Premetto subito che non conosco le motivazioni della Sentenza della Corte di Appello di Lecce, di cui ormai parla l’Italia intera, che ha sancito il principio che un minore dodicenne può rifiutare gli incontri con uno dei due genitori.
Voglio sperare che, alla base di tale provvedimento giurisdizionale, vi siano fatti assolutamente gravi, tali da giustificarlo.
Intendo limitarmi a commentare soltanto il principio di questa sentenza.
Ritengo che esso sia inaccettabile e fuori dalla realtà.
La Legge 54/2006, che ha introdotto l’affidamento condiviso, ha sancito che i minori coinvolti in procedure di separazione e/o divorzio debbano essere sentiti nel procedimento se hanno compiuto dodici anni o anche prima a seconda della loro capacità di disconoscimento.
Tutto ciò in linea con le Convenzioni internazionali ratificate dall’Italia.
Le dichiarazioni del minore, invero, non sono vincolanti, ma possono offrire al Giudice un quadro circa i desideri e le aspirazioni del minore stesso.
La questione più delicata riguarda come e da chi deve essere ascoltato il minore in tali procedure.
Sull’ascolto del minore c’è soltanto confusione.
C’è chi propende per l’ascolto diretto operato dal giudice procedente e chi (più saggiamente) propende per l’ascolto indiretto del minore operato da esperti di psicologia infantile.
Ma chi è in grado davvero di ascoltare un minore?
Possiamo affermare che i nostri Tribunali, nel loro complesso, siano attrezzati per una cosa del genere?
Salvo eccezioni, la risposta è no!
Tornando alla sentenza della Corte di Appello di Lecce e al principio “rivoluzionario” che essa introduce, non si può non rimanere preoccupati.
Se prendesse piede in Italia l’orientamento dei Giudici della Corte di Lecce, si aprirebbe un nuovo scenario che andrebbe a mortificare incoerentemente tutti i sacrosanti principi della bi genitorialità e dell’affidamento condiviso.
Basterebbe effettuare un “lavaggio del cervello” su un minore (cosa che già accade troppe volte) per indurlo a dichiarare di non voler stare con l’altro genitore. E il gioco è fatto.
Si spalancherebbero le porte alle strumentalizzazioni di cui il Diritto di Famiglia è già pieno e si autorizzerebbero condotte processuali piratesche e deontologicamente riprovevoli.
A mio parere, quando un figlio rifiuta un genitore e lo dichiara in un giudizio, devono essere espletati accertamenti seri ed immediati per capire se la sua volontà sia spontanea (e motivata seriamente) o invece si è in presenza di un plagio.
Non ci si può arrendere al primo colpo e dare per oro colato ciò che dichiara un minore al centro di un conflitto dei suoi genitori.

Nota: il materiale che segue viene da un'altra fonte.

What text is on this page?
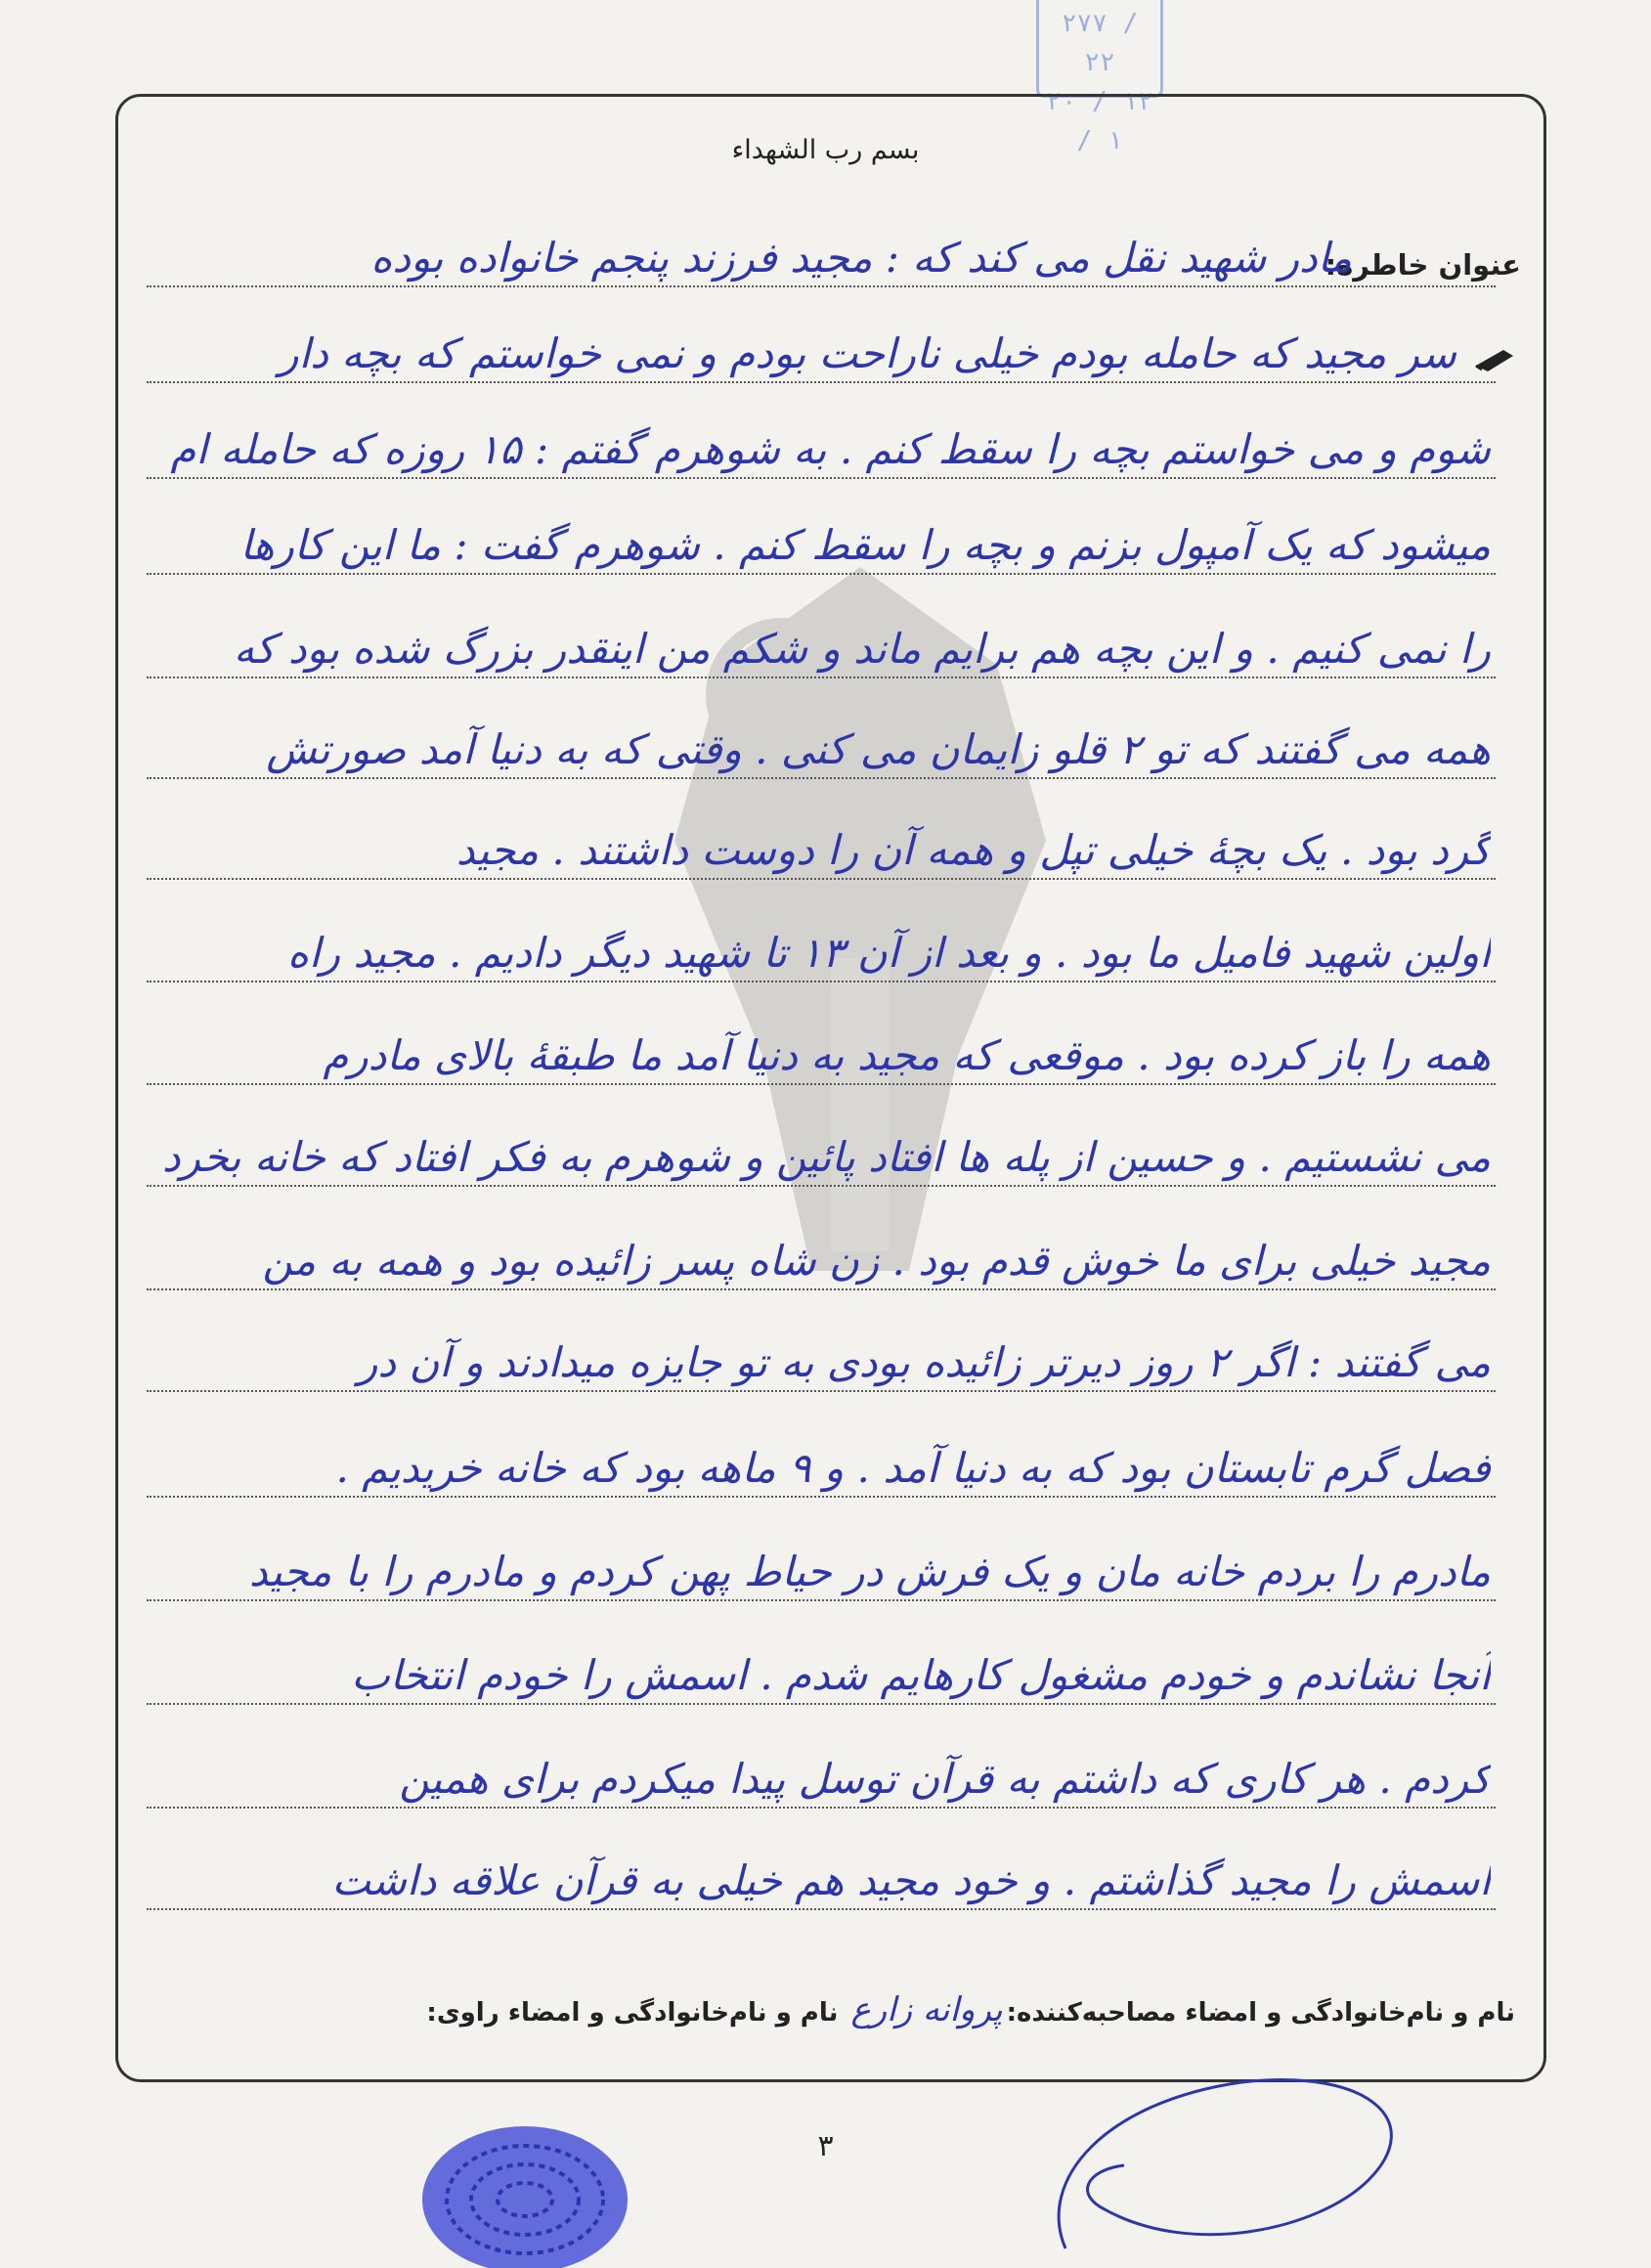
۲۷۷ / ۲۲
۲۰ / ۱۲ / ۱
بسم رب الشهداء
عنوان خاطره:
مادر شهید نقل می کند که : مجید فرزند پنجم خانواده بوده
سر مجید که حامله بودم خیلی ناراحت بودم و نمی خواستم که بچه دار
شوم و می خواستم بچه را سقط کنم . به شوهرم گفتم : ۱۵ روزه که حامله ام
میشود که یک آمپول بزنم و بچه را سقط کنم . شوهرم گفت : ما این کارها
را نمی کنیم . و این بچه هم برایم ماند و شکم من اینقدر بزرگ شده بود که
همه می گفتند که تو ۲ قلو زایمان می کنی . وقتی که به دنیا آمد صورتش
گرد بود . یک بچهٔ خیلی تپل و همه آن را دوست داشتند . مجید
اولین شهید فامیل ما بود . و بعد از آن ۱۳ تا شهید دیگر دادیم . مجید راه
همه را باز کرده بود . موقعی که مجید به دنیا آمد ما طبقهٔ بالای مادرم
می نشستیم . و حسین از پله ها افتاد پائین و شوهرم به فکر افتاد که خانه بخرد
مجید خیلی برای ما خوش قدم بود . زن شاه پسر زائیده بود و همه به من
می گفتند : اگر ۲ روز دیرتر زائیده بودی به تو جایزه میدادند و آن در
فصل گرم تابستان بود که به دنیا آمد . و ۹ ماهه بود که خانه خریدیم .
مادرم را بردم خانه مان و یک فرش در حیاط پهن کردم و مادرم را با مجید
آنجا نشاندم و خودم مشغول کارهایم شدم . اسمش را خودم انتخاب
کردم . هر کاری که داشتم به قرآن توسل پیدا میکردم برای همین
اسمش را مجید گذاشتم . و خود مجید هم خیلی به قرآن علاقه داشت
نام و نام‌خانوادگی و امضاء مصاحبه‌کننده:پروانه زارع نام و نام‌خانوادگی و امضاء راوی:
۳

Occorre andare in profondità e non escludere affatto (anzi presupporre) che ci sia stato un condizionamento da parte dell’altro genitore.
Chi ha un minimo di esperienza in materia deve sapere che spesso uno dei due genitori progetta l’esclusione dell’altro nella vita dei figli.
Un addetto ai lavori non può limitarsi a ratificare la “volontà” di un bambino.
Troppo facile quanto imprudente.
Ritengo che la giurisprudenza non debba creare scappatoie per eludere la legge.
Gli orientamenti dei vari Distretti invece, essendo i più disparati, contribuiscono a creare una pericolosa confusione.
Ritengo, invece, che sull’affidamento dei figli urga una unicità di orientamenti.
Ora se un bambino rifiuta un genitore, poiché ci troviamo di fronte ad una scelta innaturale, deve scattare un meccanismo serio di recupero del rapporto genitore-figlio.
E non pensare che “la volontà” di quel minore sia sufficiente per prendere una decisione tanto grave quanto maledettamente incidente sui destini di una famiglia.
Insomma ciò che mi spaventa è una sorta di burocratizzazione del diritto di famiglia dove si pensa che due più due faccia sempre quattro.
Non è così.
Questa è la materia degli affetti e non delle cose!!!
L’approccio a tali problematiche, da parte degli addetti ai lavori, deve essere imperniato sull’analisi profonde delle parole e dei silenzi.
Nel diritto di famiglia deve funzionare così.
Quando un figlio rifiuta un genitore o viceversa bisogna guardare oltre il proprio naso.
Se, poi nel caso specifico di Lecce, sono emersi altri fatti, non riportati dai mass media, sul perché la figlia ha rifiutato di vedere il suo papà, come non detto.
Resta, tuttavia, la mia preoccupazione sul principio che la dichiarazione di un bambino in fase di ascolto sia sufficiente ad escludere dalla propria vita un padre o una madre.